PROTECTION OF CHILDREN AND YOUNG PEOPLE FROM PROBLEMATIC INTERNET USAGE

Although Internet use is usually beneficial and advantageous for most people (Howard, Wilding & Guest, 2016; Heo et al. 2015; Roy & Ferguson, 2016; Wiederhold, 2017), increased availability and high penetration rates across the globe can facilitate the emergence of excessive and addictive behaviors related to Internet use. Furthermore, many people appear to display impulsive, narcissistic and aggressive personalities online which can be nurtured by various Internet technologies (Aboujaoude, 2017). Internet addiction has been defined as “excessive or poorly controlled preoccupations, urges or behaviours regarding computer use and Internet access that lead to impairment or distress” (Weinstein & Lejoyeux, 2010, p277). Studies have systematically shown that excessive use of the Internet can lead to Internet addiction (Durkee et al. 2012; Pontes & Griffiths, 2016a; Pontes & Griffiths, 2017; Lortie & Guitton, 2013), which comprises a heterogeneous spectrum of Internet-related activities with a potential to cause problems for the individual, such as gaming, shopping, gambling, or social networking.

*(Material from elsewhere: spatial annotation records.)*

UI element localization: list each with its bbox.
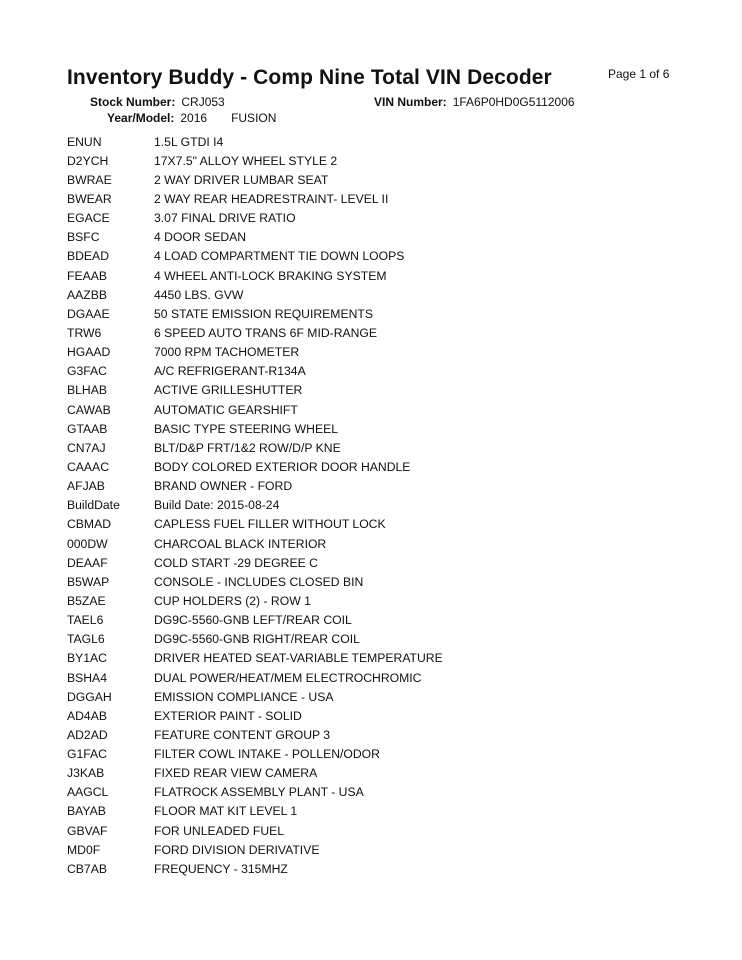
option-description: FEATURE CONTENT GROUP 3 xyxy=(154,727,331,742)
option-description: DUAL POWER/HEAT/MEM ELECTROCHROMIC xyxy=(154,670,422,685)
option-description: COLD START -29 DEGREE C xyxy=(154,555,318,570)
option-code: TRW6 xyxy=(67,325,102,340)
option-description: BODY COLORED EXTERIOR DOOR HANDLE xyxy=(154,459,411,474)
option-code: GBVAF xyxy=(67,823,108,838)
list-item xyxy=(67,649,687,668)
option-code: HGAAD xyxy=(67,345,111,360)
list-item xyxy=(67,534,687,553)
option-code: J3KAB xyxy=(67,766,105,781)
option-code: D2YCH xyxy=(67,153,109,168)
option-code: B5ZAE xyxy=(67,593,106,608)
list-item xyxy=(67,725,687,744)
list-item xyxy=(67,553,687,572)
option-code: BAYAB xyxy=(67,804,106,819)
option-code: TAGL6 xyxy=(67,632,105,647)
report-title: Inventory Buddy - Comp Nine Total VIN Decoder xyxy=(67,66,552,89)
option-description: DG9C-5560-GNB LEFT/REAR COIL xyxy=(154,613,352,628)
option-description: FLOOR MAT KIT LEVEL 1 xyxy=(154,804,298,819)
list-item xyxy=(67,591,687,610)
list-item xyxy=(67,266,687,285)
option-description: 17X7.5" ALLOY WHEEL STYLE 2 xyxy=(154,153,338,168)
list-item xyxy=(67,189,687,208)
list-item xyxy=(67,170,687,189)
option-code: CB7AB xyxy=(67,861,107,876)
option-description: 4450 LBS. GVW xyxy=(154,287,244,302)
list-item xyxy=(67,840,687,859)
list-item xyxy=(67,419,687,438)
option-code: DGAAE xyxy=(67,306,110,321)
option-description: FILTER COWL INTAKE - POLLEN/ODOR xyxy=(154,747,380,762)
option-code: MD0F xyxy=(67,842,101,857)
option-description: BRAND OWNER - FORD xyxy=(154,479,293,494)
option-code: AAZBB xyxy=(67,287,107,302)
option-code: ENUN xyxy=(67,134,102,149)
list-item xyxy=(67,859,687,878)
option-code: B5WAP xyxy=(67,574,110,589)
list-item xyxy=(67,209,687,228)
list-item xyxy=(67,381,687,400)
option-description: BASIC TYPE STEERING WHEEL xyxy=(154,421,338,436)
option-code: BLHAB xyxy=(67,383,107,398)
option-code: CAWAB xyxy=(67,402,111,417)
option-description: 4 DOOR SEDAN xyxy=(154,230,247,245)
model-value: FUSION xyxy=(231,111,277,125)
list-item xyxy=(67,611,687,630)
option-code: 000DW xyxy=(67,536,108,551)
year-model-field xyxy=(107,111,276,125)
option-description: AUTOMATIC GEARSHIFT xyxy=(154,402,298,417)
list-item xyxy=(67,687,687,706)
option-code: AFJAB xyxy=(67,479,105,494)
option-code: CAAAC xyxy=(67,459,109,474)
option-description: FOR UNLEADED FUEL xyxy=(154,823,285,838)
option-description: FIXED REAR VIEW CAMERA xyxy=(154,766,318,781)
list-item xyxy=(67,515,687,534)
year-value: 2016 xyxy=(180,111,208,125)
vin-number-field xyxy=(374,95,575,109)
option-description: ACTIVE GRILLESHUTTER xyxy=(154,383,303,398)
option-code-list xyxy=(67,132,687,878)
list-item xyxy=(67,821,687,840)
option-code: BDEAD xyxy=(67,249,109,264)
option-description: A/C REFRIGERANT-R134A xyxy=(154,364,306,379)
option-code: TAEL6 xyxy=(67,613,104,628)
list-item xyxy=(67,572,687,591)
list-item xyxy=(67,630,687,649)
stock-number-value: CRJ053 xyxy=(181,95,225,109)
option-description: FLATROCK ASSEMBLY PLANT - USA xyxy=(154,785,364,800)
list-item xyxy=(67,285,687,304)
option-description: 6 SPEED AUTO TRANS 6F MID-RANGE xyxy=(154,325,378,340)
option-code: EGACE xyxy=(67,211,110,226)
option-description: EMISSION COMPLIANCE - USA xyxy=(154,689,334,704)
option-code: G3FAC xyxy=(67,364,107,379)
list-item xyxy=(67,802,687,821)
option-description: CHARCOAL BLACK INTERIOR xyxy=(154,536,327,551)
list-item xyxy=(67,745,687,764)
list-item xyxy=(67,477,687,496)
option-code: BSFC xyxy=(67,230,100,245)
list-item xyxy=(67,228,687,247)
option-code: AD4AB xyxy=(67,708,107,723)
list-item xyxy=(67,151,687,170)
option-description: EXTERIOR PAINT - SOLID xyxy=(154,708,302,723)
option-code: DEAAF xyxy=(67,555,108,570)
option-description: DRIVER HEATED SEAT-VARIABLE TEMPERATURE xyxy=(154,651,443,666)
option-description: 4 LOAD COMPARTMENT TIE DOWN LOOPS xyxy=(154,249,405,264)
option-description: CAPLESS FUEL FILLER WITHOUT LOCK xyxy=(154,517,386,532)
option-code: BY1AC xyxy=(67,651,107,666)
option-description: Build Date: 2015-08-24 xyxy=(154,498,280,513)
option-description: DG9C-5560-GNB RIGHT/REAR COIL xyxy=(154,632,360,647)
year-model-label: Year/Model: xyxy=(107,111,175,125)
list-item xyxy=(67,400,687,419)
option-description: CUP HOLDERS (2) - ROW 1 xyxy=(154,593,311,608)
option-code: BSHA4 xyxy=(67,670,107,685)
option-code: G1FAC xyxy=(67,747,107,762)
option-code: CBMAD xyxy=(67,517,112,532)
option-code: FEAAB xyxy=(67,268,107,283)
stock-number-field xyxy=(90,95,225,109)
page-number: Page 1 of 6 xyxy=(608,67,670,81)
list-item xyxy=(67,496,687,515)
option-description: 2 WAY REAR HEADRESTRAINT- LEVEL II xyxy=(154,191,389,206)
option-code: GTAAB xyxy=(67,421,108,436)
list-item xyxy=(67,247,687,266)
option-description: FREQUENCY - 315MHZ xyxy=(154,861,288,876)
list-item xyxy=(67,304,687,323)
option-code: BuildDate xyxy=(67,498,120,513)
option-description: 7000 RPM TACHOMETER xyxy=(154,345,300,360)
stock-number-label: Stock Number: xyxy=(90,95,176,109)
vin-number-value: 1FA6P0HD0G5112006 xyxy=(452,95,575,109)
list-item xyxy=(67,783,687,802)
option-description: 1.5L GTDI I4 xyxy=(154,134,224,149)
option-description: 50 STATE EMISSION REQUIREMENTS xyxy=(154,306,373,321)
list-item xyxy=(67,457,687,476)
option-code: AD2AD xyxy=(67,727,108,742)
list-item xyxy=(67,764,687,783)
list-item xyxy=(67,343,687,362)
option-code: DGGAH xyxy=(67,689,112,704)
list-item xyxy=(67,438,687,457)
option-code: CN7AJ xyxy=(67,440,106,455)
list-item xyxy=(67,132,687,151)
option-description: 2 WAY DRIVER LUMBAR SEAT xyxy=(154,172,329,187)
list-item xyxy=(67,668,687,687)
option-description: CONSOLE - INCLUDES CLOSED BIN xyxy=(154,574,364,589)
list-item xyxy=(67,706,687,725)
option-code: BWEAR xyxy=(67,191,112,206)
option-description: 3.07 FINAL DRIVE RATIO xyxy=(154,211,296,226)
option-description: BLT/D&P FRT/1&2 ROW/D/P KNE xyxy=(154,440,341,455)
option-code: BWRAE xyxy=(67,172,112,187)
option-description: FORD DIVISION DERIVATIVE xyxy=(154,842,320,857)
option-code: AAGCL xyxy=(67,785,109,800)
list-item xyxy=(67,362,687,381)
option-description: 4 WHEEL ANTI-LOCK BRAKING SYSTEM xyxy=(154,268,387,283)
vin-number-label: VIN Number: xyxy=(374,95,447,109)
list-item xyxy=(67,323,687,342)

When properly used, Internet is an important technology that provides people with vital skills for the 21st century such as information access, problem solving, and self-directed learning. However, when Internet is used unconsciously, it can cause anxiety or fear and negatively affect personal development (Colwell & Kato, 2003; Kerberg, 2005). In addition, excessive use of Internet may have detrimental effects on biological, physiological, psychological and social development of the user (Caplan, 2002). In this context, Internet addiction has gradually become a serious problem. Thus, although it was not mentioned in the previous editions, American Psychiatric Association (APA) has added Internet addiction, with a particular reference to online gambling, as a mental illness to the fifth edition of the Handbook of Diagnostic and Statistical Manual of Mental Disorders (American Psychiatric Association, 2013).